Dieses Buch, das Studien zu Einzelwerken der tschechischen, slowakischen und polnischen Literatur des 20. Jahrhunderts vereinigt, zu rezensieren fällt schwer. Zum einen, weil es eigentlich nichts zu rezensieren gibt: Sämtliche Texte des Bandes sind, auch wenn sie für diese Publikation überarbeitet wurden, bereits an anderer Stelle erschienen, teilweise sogar schon in den 80er Jahren. Von einem neuen Beitrag zur Forschung, den es zu diskutieren gälte, lässt sich also kaum sprechen. Die Aufsätze sind auch nicht unter einem neuen Aspekt zusammengestellt, der Zusammenhänge erhellen würde, die bei der Einzelpublikation nicht deutlich werden konnten. Denn selbst die Einleitung, von der man eine solche Zusammenschau erwarten könnte, ist bereits –wenn auch nicht in dieser Form – an anderen Stellen erschienen. Und in den Einzelstudien fehlt weitgehend die Reflexion des verbindenden Zusammenhangs, also der Frage nach den Möglichkeiten der Interpretation. So entsteht der Eindruck, dass der Titel weniger als Frage denn als Konstatierung formuliert ist: Dieser Band geht nicht der weitreichenden, literaturtheoretische wie ästhetische Punkte berührenden Problematik nach, worin die Möglichkeiten und die Grenzen der Interpretation liegen, sondern stellt mehrere Interpretationen nebeneinander.

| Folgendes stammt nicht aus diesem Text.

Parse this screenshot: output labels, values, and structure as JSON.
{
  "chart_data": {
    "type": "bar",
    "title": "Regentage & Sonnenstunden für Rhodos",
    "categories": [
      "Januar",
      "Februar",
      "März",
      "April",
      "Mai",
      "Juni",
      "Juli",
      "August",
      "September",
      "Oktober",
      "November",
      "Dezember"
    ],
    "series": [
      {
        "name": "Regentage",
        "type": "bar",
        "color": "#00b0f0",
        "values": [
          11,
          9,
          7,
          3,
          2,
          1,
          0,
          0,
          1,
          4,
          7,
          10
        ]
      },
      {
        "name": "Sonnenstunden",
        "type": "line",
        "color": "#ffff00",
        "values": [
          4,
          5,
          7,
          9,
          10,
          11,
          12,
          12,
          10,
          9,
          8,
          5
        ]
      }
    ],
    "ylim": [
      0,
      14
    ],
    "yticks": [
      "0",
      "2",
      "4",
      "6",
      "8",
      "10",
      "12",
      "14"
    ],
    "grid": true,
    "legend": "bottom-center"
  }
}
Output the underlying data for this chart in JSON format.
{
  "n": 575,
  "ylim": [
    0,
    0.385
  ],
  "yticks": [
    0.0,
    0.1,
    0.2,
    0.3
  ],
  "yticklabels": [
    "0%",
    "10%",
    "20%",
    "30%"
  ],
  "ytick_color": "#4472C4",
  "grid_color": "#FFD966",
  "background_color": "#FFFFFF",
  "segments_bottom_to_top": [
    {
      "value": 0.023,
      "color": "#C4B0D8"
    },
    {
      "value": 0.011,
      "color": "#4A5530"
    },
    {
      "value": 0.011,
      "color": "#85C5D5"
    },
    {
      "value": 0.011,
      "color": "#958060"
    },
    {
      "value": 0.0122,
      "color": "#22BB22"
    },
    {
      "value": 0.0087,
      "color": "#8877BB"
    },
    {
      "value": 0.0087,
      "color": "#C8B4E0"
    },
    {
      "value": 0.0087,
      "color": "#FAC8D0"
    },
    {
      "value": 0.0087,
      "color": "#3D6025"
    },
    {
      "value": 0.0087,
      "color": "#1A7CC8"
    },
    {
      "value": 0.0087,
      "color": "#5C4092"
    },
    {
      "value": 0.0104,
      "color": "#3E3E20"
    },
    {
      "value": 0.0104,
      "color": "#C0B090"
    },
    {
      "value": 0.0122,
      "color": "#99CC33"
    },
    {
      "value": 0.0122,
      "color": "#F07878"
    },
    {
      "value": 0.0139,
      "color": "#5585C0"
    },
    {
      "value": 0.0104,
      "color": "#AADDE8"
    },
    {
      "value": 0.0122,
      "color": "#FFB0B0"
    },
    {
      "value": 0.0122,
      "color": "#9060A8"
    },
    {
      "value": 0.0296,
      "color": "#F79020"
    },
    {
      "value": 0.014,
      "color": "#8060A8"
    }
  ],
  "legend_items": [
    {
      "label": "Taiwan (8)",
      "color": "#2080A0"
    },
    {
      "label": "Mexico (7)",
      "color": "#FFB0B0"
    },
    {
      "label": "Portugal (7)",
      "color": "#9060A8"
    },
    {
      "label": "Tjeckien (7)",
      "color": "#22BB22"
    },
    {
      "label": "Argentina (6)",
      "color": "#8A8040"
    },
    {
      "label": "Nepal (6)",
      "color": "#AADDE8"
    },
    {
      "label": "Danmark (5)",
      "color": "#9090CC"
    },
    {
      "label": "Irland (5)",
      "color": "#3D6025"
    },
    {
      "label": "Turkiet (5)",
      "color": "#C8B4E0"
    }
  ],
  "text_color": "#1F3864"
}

Hiermit hängt die zweite Schwierigkeit zusammen, nämlich die Frage, was es hier eigentlich zu rezensieren gilt. Denn der Band oszilliert zwischen wissenschaftlichem und populärwissenschaftlichem Anspruch. Einerseits erfährt man aus der Schlussbemerkung, dass das Buch auf der Grundlage der Habilitationsschrift des Verf.s_1 entstanden sei, was einen wissenschaftlichen Anspruch erwarten lässt. Andererseits schreibt Verf. der Interpretation die Funktion eines Bindegliedes zwischen der professionellen Zunft der Literaturwissenschaftler und der breiten Öffentlichkeit zu und verbindet damit einen (volks-) aufklärerischen Anspruch: „Darüber hinaus verbindet die Interpretation uns enger mit der nichtprofessionellen Öffentlichkeit. Mittels der Interpretation kann die Literaturwissenschaft – zumindest teilweise – auf die Formierung des ästhetischen Geschmacks der gewöhnlichen Rezipienten einwirken, versuchen die literarische Kultur zu beeinflussen, Leseformen kultivieren.“ („Navíc nás interpretace těsněji spojuje s neprofesionální veřejností. Prostřednictvím interpretace může literární věda – aspoň zčásti – působit na formování estetického vkusu běžných vnímatelů, pokoušet se ovlivňovat literární kulturu, kultivovat formy čtení.“, S. 15) Zu dieser populärwissenschaftlichen Orientierung passt die Tatsache, dass mehrere der Studien ursprünglich kommentierende Nachworte zu Neuausgaben der jeweiligen Primärtexte waren. Es ist allerdings anzunehmen, dass der interessierte „Laien“-Leser solche Studien genau dort, nämlich in unmittelbarer Nachbarschaft zum besprochenen Text suchen wird, so dass sich fragt, ob dieser ihr angestammter Platz nicht auch ihr bester ist. Der literaturwissenschaftliche Leser hingegen wird von einem Band mit dem Titel „Možnosti interpretace“ eher eine theoretisch- methodologische Abhandlung erwarten, selbstverständlich verbunden mit beispielhaften Studien zu Einzeltexten. Da wir uns hier in einem Organ befinden, in dem der wissenschaftliche Diskurs gepflegt wird, wollen wir also versuchen, aus Verf.s Einleitung sowie aus den Einzelstudien sein Konzept von Interpretation herauszuarbeiten, um es zu diskutieren.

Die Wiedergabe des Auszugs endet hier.